Damit Sie den Gesetzestext noch besser verstehen, erkläre ich Ihnen hier die wichtigsten Begriffe.

  • Erblasser: Das ist die Person, die verstorben ist und ein Testament hinterlassen hat.
  • Begünstigter: Das ist die Person oder die Organisation, die etwas aus der Auflage erhalten soll.
  • Auflage: Eine Pflicht im Testament, die keine direkte Forderung eines anderen begründet. Niemand kann die Leistung erzwingen, aber der Erbe ist rechtlich dazu verpflichtet.
  • Dritter: Eine Person, die weder der Erbe noch der Begünstigte ist, aber eine Aufgabe (wie die Auswahl) übernimmt.
  • Nachlass: Das ist das gesamte Vermögen und alle Schulden, die ein Mensch nach seinem Tod hinterlässt.
  • Vollziehungsfrist: Eine zeitliche Grenze, bis zu der eine bestimmte Handlung erledigt sein muss.

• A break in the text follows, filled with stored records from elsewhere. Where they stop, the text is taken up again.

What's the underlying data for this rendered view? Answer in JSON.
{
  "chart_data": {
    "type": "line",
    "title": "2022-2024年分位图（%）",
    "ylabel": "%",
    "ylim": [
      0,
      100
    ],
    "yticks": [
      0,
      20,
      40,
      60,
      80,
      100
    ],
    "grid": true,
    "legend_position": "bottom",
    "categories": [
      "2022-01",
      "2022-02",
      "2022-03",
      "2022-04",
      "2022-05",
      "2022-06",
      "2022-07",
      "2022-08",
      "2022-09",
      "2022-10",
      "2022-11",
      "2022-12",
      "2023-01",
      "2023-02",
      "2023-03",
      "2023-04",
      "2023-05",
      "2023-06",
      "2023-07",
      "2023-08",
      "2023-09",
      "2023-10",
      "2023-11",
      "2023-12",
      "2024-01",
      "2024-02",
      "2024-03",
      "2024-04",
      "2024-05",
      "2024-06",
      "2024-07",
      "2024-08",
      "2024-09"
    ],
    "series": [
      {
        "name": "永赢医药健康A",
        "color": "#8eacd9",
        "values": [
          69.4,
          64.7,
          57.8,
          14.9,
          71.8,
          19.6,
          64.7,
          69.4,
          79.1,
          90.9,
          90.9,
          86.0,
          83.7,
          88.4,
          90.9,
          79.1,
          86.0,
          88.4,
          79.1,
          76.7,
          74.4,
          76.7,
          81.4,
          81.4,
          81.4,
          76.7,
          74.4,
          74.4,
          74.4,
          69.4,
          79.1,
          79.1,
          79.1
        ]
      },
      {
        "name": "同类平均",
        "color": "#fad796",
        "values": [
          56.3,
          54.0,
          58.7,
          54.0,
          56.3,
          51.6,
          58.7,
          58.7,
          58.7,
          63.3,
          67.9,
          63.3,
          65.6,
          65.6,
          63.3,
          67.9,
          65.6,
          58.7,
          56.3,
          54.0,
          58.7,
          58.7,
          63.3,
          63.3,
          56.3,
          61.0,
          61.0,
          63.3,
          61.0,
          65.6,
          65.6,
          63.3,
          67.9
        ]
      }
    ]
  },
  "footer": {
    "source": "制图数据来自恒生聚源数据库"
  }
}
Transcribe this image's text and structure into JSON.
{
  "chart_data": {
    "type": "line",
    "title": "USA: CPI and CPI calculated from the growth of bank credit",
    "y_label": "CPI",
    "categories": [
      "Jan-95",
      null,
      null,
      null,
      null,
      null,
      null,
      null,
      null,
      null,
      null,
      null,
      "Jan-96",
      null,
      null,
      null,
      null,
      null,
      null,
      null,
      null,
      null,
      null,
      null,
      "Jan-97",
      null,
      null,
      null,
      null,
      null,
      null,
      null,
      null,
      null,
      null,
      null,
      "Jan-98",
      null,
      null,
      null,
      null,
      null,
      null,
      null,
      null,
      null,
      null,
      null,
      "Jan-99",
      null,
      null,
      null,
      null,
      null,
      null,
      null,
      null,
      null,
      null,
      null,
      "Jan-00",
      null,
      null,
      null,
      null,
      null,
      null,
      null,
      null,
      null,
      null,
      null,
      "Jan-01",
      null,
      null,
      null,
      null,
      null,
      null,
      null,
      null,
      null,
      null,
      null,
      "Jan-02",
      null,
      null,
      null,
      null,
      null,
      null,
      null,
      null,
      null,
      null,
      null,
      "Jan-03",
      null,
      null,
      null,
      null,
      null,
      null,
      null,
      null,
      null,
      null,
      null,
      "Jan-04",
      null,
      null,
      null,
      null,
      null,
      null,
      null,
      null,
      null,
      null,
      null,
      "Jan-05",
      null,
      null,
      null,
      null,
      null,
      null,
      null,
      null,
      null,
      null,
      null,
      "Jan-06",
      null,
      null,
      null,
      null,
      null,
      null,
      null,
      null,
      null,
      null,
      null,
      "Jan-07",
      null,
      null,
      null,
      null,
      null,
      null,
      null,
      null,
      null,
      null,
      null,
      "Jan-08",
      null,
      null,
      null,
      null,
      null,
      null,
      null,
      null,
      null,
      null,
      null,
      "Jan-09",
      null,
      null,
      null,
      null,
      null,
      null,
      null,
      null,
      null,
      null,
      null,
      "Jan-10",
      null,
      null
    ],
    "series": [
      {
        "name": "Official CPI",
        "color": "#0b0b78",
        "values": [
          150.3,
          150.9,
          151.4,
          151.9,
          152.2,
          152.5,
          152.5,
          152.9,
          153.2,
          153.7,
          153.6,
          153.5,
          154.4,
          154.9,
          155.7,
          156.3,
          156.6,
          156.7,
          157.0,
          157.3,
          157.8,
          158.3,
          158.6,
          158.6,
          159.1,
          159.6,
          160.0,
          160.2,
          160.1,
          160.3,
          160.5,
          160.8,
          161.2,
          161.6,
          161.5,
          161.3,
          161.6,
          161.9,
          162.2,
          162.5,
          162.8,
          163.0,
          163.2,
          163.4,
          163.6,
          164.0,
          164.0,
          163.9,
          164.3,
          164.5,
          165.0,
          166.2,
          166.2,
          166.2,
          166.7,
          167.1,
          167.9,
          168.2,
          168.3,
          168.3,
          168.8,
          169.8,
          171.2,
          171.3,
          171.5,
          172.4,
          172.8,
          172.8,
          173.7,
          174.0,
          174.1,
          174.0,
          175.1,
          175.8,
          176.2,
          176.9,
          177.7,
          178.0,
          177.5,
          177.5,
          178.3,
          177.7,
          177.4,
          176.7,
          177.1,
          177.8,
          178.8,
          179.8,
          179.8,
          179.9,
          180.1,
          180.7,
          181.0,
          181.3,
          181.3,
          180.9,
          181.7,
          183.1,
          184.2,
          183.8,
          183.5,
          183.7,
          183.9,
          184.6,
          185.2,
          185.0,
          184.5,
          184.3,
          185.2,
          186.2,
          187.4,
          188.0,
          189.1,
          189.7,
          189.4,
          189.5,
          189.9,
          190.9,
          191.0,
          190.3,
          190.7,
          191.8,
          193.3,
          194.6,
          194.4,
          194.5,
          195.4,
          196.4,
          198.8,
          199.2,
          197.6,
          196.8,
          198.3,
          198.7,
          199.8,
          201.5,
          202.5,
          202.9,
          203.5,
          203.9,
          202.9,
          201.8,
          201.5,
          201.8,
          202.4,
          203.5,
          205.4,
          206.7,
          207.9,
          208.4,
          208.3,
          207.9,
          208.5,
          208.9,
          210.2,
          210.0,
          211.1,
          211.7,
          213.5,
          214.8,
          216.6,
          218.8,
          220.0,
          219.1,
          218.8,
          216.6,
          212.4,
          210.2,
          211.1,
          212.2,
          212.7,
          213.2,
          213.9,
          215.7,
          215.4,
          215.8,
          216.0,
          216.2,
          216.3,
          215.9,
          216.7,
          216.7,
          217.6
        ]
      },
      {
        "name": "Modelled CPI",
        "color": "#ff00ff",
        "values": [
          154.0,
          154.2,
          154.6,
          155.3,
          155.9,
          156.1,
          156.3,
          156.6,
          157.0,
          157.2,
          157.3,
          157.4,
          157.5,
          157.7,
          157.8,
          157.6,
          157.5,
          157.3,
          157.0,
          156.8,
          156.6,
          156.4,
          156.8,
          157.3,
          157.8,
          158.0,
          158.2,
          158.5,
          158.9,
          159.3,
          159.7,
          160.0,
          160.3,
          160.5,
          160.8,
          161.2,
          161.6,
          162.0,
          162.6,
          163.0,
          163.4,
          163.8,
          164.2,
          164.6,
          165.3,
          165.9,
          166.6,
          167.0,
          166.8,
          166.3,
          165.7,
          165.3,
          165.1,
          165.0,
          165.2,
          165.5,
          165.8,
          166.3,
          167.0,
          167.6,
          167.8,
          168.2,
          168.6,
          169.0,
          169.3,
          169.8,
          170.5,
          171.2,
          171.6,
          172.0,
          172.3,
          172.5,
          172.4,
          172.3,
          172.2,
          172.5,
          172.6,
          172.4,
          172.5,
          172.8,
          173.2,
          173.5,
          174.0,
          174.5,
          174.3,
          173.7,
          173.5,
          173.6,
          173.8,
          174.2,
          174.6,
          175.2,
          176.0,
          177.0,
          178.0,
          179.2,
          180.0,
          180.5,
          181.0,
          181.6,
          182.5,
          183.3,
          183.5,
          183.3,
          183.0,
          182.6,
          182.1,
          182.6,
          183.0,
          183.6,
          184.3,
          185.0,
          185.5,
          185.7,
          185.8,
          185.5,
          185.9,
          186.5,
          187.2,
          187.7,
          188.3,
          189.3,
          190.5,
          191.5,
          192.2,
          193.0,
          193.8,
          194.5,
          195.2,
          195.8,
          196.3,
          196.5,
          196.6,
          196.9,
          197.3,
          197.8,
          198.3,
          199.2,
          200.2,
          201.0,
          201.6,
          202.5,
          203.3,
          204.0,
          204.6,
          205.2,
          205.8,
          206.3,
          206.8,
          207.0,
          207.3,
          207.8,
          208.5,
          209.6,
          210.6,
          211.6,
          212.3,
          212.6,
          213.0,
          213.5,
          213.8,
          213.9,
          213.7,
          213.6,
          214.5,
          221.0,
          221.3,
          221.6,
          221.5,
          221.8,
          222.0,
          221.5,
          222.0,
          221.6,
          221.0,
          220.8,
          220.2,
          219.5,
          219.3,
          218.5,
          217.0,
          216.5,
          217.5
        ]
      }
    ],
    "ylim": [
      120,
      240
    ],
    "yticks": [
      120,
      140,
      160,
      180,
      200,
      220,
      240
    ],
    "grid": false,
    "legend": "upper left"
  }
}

Zusammenfassung der Regelung

Zusammenfassend lässt sich sagen, dass § 2193 BGB Flexibilität schafft. Ein Erblasser muss am Tag der Testamentserstellung noch nicht jedes Detail kennen. Er kann die Auswahl des passenden Zwecks vertrauen voll in die Hände eines Dritten legen. Das ist besonders nützlich, wenn sich die Umstände nach dem Tod noch ändern könnten.

Gleichzeitig schützt der Paragraph vor Stillstand. Durch die Möglichkeit einer Fristsetzung wird sichergestellt, dass der Wille des Verstorbenen auch wirklich umgesetzt wird. Niemand kann die Ausführung einer Auflage durch bloßes Nichtstun blockieren.

Warum ist dieser Paragraph für Sie wichtig?

Vielleicht planen Sie selbst, eine Auflage in Ihr Testament aufzunehmen. Sie möchten vielleicht einen Teil Ihres Geldes für die Kunstförderung einsetzen. Sie wissen aber heute noch nicht, welches Projekt in zehn Jahren Unterstützung braucht. Dann können Sie eine Vertrauensperson bestimmen. Diese Person trifft später die richtige Wahl für Sie.

Oder Sie sind selbst ein Erbe. Sie haben eine Auflage erhalten, wissen aber nicht, an wen Sie zahlen sollen. In diesem Fall hilft Ihnen der Paragraph, Klarheit zu schaffen. Sie können über das Gericht Druck ausüben, damit die Entscheidung endlich fällt.

Das Gesetz hilft also dabei, den letzten Willen eines Menschen praktikabel und fair zu gestalten. Es verbindet die Freiheit des Erblassers mit der notwendigen Rechtssicherheit für die Hinterbliebenen. Kurze Sätze und klare Regeln helfen dabei, Streitigkeiten in der Familie zu vermeiden. Das Erbrecht ist oft kompliziert. Doch § 2193 BGB bietet eine logische Lösung für ein praktisches Problem.